As any trade creditor familiar with bankruptcy cases is aware, a customer’s bankruptcy filing comes with the frustrating reality that any payment made by that customer within 90 days of the bankruptcy filing may be clawed back as an avoidable preference. This reality is particularly frustrating where the customer designated the creditor as a critical vendor and induced the creditor to continue providing goods and/or services on credit terms following the customer’s payment of the creditor’s prepetition claim pursuant to a critical vendor order. Debtors frequently seek, and obtain, authority to pay the prepetition claims of “critical vendors” on the premise that the debtors’ business would be irreparably disrupted, and the debtors’ efforts to maximize value for their estates and creditors would be severely impaired, if a critical vendor refuses to provide goods and services to the debtors post-petition.

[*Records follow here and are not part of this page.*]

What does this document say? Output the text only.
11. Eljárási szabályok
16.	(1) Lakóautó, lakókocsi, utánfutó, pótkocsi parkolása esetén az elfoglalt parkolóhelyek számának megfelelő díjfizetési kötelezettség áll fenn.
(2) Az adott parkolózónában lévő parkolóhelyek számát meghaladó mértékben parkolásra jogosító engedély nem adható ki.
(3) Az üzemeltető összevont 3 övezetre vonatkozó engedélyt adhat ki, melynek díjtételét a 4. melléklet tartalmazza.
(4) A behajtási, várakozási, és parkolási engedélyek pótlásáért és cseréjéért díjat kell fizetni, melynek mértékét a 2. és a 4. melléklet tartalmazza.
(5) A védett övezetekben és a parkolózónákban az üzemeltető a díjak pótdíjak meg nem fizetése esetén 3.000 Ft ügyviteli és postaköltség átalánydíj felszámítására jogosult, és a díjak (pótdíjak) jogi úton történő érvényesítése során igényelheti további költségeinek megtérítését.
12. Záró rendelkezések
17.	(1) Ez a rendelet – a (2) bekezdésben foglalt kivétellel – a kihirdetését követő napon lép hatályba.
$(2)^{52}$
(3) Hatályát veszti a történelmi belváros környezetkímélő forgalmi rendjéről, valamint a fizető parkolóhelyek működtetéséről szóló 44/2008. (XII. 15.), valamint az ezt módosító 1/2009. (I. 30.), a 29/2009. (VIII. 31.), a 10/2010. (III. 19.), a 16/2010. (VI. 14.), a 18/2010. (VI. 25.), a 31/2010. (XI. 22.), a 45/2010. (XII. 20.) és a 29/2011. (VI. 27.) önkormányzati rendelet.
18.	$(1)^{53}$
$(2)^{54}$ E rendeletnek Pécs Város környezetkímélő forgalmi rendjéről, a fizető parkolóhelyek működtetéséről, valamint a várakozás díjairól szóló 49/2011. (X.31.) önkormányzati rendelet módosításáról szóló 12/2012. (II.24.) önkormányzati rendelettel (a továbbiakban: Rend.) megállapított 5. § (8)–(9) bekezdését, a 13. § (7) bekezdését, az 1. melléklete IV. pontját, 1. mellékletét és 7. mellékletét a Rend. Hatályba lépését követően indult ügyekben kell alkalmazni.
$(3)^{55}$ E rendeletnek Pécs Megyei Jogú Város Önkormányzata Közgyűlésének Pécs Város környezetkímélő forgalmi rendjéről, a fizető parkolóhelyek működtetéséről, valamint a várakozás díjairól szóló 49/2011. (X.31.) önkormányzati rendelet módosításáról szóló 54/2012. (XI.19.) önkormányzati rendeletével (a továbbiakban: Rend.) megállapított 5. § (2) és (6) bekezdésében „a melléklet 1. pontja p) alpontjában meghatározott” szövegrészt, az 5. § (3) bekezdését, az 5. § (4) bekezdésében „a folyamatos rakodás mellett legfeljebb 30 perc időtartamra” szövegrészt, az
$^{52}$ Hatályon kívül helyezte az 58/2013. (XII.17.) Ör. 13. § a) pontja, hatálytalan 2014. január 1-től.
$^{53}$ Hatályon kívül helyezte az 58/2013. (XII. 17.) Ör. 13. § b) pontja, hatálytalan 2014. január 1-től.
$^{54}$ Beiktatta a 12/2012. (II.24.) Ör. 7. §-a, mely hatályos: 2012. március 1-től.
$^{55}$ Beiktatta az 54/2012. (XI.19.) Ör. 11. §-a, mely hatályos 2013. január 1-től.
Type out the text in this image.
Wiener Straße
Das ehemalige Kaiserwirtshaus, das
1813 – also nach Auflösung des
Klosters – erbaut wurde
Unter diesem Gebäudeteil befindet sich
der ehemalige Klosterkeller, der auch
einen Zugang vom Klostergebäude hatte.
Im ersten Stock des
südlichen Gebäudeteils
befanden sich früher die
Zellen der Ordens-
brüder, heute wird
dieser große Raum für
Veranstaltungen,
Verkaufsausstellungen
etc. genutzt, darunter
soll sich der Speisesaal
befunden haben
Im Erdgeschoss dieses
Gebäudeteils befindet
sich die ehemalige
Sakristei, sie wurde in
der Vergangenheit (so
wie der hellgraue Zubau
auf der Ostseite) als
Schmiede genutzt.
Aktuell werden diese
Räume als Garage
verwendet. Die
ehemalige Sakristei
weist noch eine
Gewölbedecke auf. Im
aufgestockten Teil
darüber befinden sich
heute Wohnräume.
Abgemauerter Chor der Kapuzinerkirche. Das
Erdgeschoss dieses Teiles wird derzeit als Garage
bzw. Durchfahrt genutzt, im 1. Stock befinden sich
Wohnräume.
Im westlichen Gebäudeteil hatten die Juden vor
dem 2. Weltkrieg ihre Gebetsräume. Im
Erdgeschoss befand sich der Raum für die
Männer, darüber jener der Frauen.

When defending against a preference complaint, critical vendors have asserted their critical vendor status as a full defense to the claim. Vendors raising this “critical vendor defense” have argued that the plaintiff cannot prove one of the required elements of a preference claim—that the prepetition payment resulted in the creditor receiving more than it would have received in a hypothetical Chapter 7 liquidation—because the debtor had previously obtained court approval to pay the creditor’s outstanding prepetition invoices during the bankruptcy case. However, successfully asserting this “critical vendor defense” is a difficult task, as illustrated by the recent decision of the United States Bankruptcy Court for the District of Delaware in the bankruptcy cases of Maxus Energy Corporation, et al. (“Maxus Energy”).